Hours later, wedged into a booth at the club downstairs, Celine leaned close so I could hear her voice over the loud, pulsing music. “You’re not dancing.”
“I hate dancing.” I lifted my glass of whiskey to my lips and eyed her over the rim. “You know that.”
“Come on,” she urged, grabbing my free hand to pull me with her as she scooted along the banquette. “It’s my bachelorette weekend, too, you know.”
She pushed her bottom lip out in an exaggerated pout as I awkwardly slammed my glass down onto the table, tripping over my feet to follow her onto the dance floor.
Wyatt joined us a few minutes later with refills.
For the next hour, the three of us danced to pop remixes I recognized from my running playlist—the kind of queer anthems I’d never admit out loud that I loved for fear of someone correctly guessing why.
Bass notes thrummed through my chest, and sweat gathered at my hairline and dampened the back of my shirt as strobe lights flashed over Wyatt’s and Celine’s faces, illuminating their smiles.
When the unmistakable opening notes of “Unholy” started, Celine threw her arms around Wyatt’s neck and pulled him down for a sloppy, open-mouthed kiss, and for a few minutes, I let myself forget who I was.
Who he was.
My hands found Wyatt’s hips before I registered that I’d stepped into his space. Celine pulled her mouth from his and yanked his head back by his hair.
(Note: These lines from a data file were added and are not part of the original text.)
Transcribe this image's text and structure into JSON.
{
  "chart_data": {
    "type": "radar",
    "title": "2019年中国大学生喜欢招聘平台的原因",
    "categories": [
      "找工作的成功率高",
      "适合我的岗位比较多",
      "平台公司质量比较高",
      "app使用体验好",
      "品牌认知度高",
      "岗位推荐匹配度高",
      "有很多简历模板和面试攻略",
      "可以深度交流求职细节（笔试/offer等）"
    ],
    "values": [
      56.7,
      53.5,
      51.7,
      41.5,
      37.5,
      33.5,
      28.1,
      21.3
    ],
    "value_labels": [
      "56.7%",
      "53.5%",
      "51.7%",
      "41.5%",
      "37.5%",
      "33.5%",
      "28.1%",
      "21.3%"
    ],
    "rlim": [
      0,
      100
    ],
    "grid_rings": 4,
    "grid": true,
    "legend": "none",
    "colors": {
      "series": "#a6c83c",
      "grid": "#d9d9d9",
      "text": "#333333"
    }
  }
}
He looked up at me, his pupils blown wide and his mouth curved in a soft, open smile. My hand slid to his abdomen, pulling him flush against me.
Celine’s nails raked over my shoulders to scrape through the hair at my nape. “Kiss him,” she mouthed.
I shook my head. I was drunk, but I wasn’t that drunk.
He pulled her closer, sandwiching himself between us, his hips rocking against the erection I couldn’t hide.
“Yeah, kiss me, Sebastian,” he murmured.
For one beat, I let myself believe this was enough. That we weren’t playing a dangerous fucking game.
Then the room snapped back into focus, and I realized how reckless this was.
There were eyes everywhere. One photo, and we’d both be ruined.
Lately, I’d begun to consider the possibility that that was what Wyatt was hoping would happen.
That he might actually want people to know the truth about him.
Whenever we were together in public, he kept creeping closer and closer to the line of what was considered appropriate between two supposedly straight men.
Men who were supposed to be nothing more than good friends and colleagues.
This trip was the most audacious he’d ever been, though.
I took a large step back. “Are you trying to out yourself?”
“Would that be so bad?” he asked, his voice almost wistful.
I’d asked myself that same question a thousand times. Hell, maybe a million. But then, inevitably, I’d break out in a cold sweat.
It would be so fucking bad.
“This isn’t just about you, Wyatt.”
“Everything’s about me, Seb. I thought you knew that by now.”
I shoved shaking hands deep into my pockets, knowing—acknowledging—that I couldn’t keep doing this.
I took another step back and then another.
Wyatt laughed and pitched forward, pulling Celine back into his arms.
“Your loss,” she said, sinking her fingers into the globes of his ass and grinding on him.
I shrugged half-heartedly. I should have felt bad. Or mad. I should have felt something.
But I was just done. Empty. Hollowed out.
And so goddamned tired of being their plaything.
“I’ll get my own room tonight,” I said, running my hand through my hair. It came away damp.
He stared at me for a beat. “You don’t—”
“Sebastian!”
I barely registered my name being shouted when someone barreled into me from behind. Strong arms locked around my middle, and I staggered forward with an oof. Wyatt caught me and twisted me back around.
My mouth dropped open.
I knew this man.
He was broader than I remembered, his shoulders stretching the fitted black t-shirt until the seams strained. His dark blond hair was longer, swept back, and slightly tousled. Golden scruff shadowed his jaw.
An unwelcome jolt shot through me.
I crossed my arms over my chest and glared at my former roommate, trying desperately to get my breathing under control.
“You know this guy?” Wyatt asked, his gaze bouncing between the big, muscled man and me.
“Wyatt Hastings, Taylor Morrison.”
My current lover scanned my former lover from head to toe with a look of genuine puzzlement. “Wait. The guy who broke your heart back in college?”
Unable to meet Taylor’s eyes, I nodded and Celine started to cackle.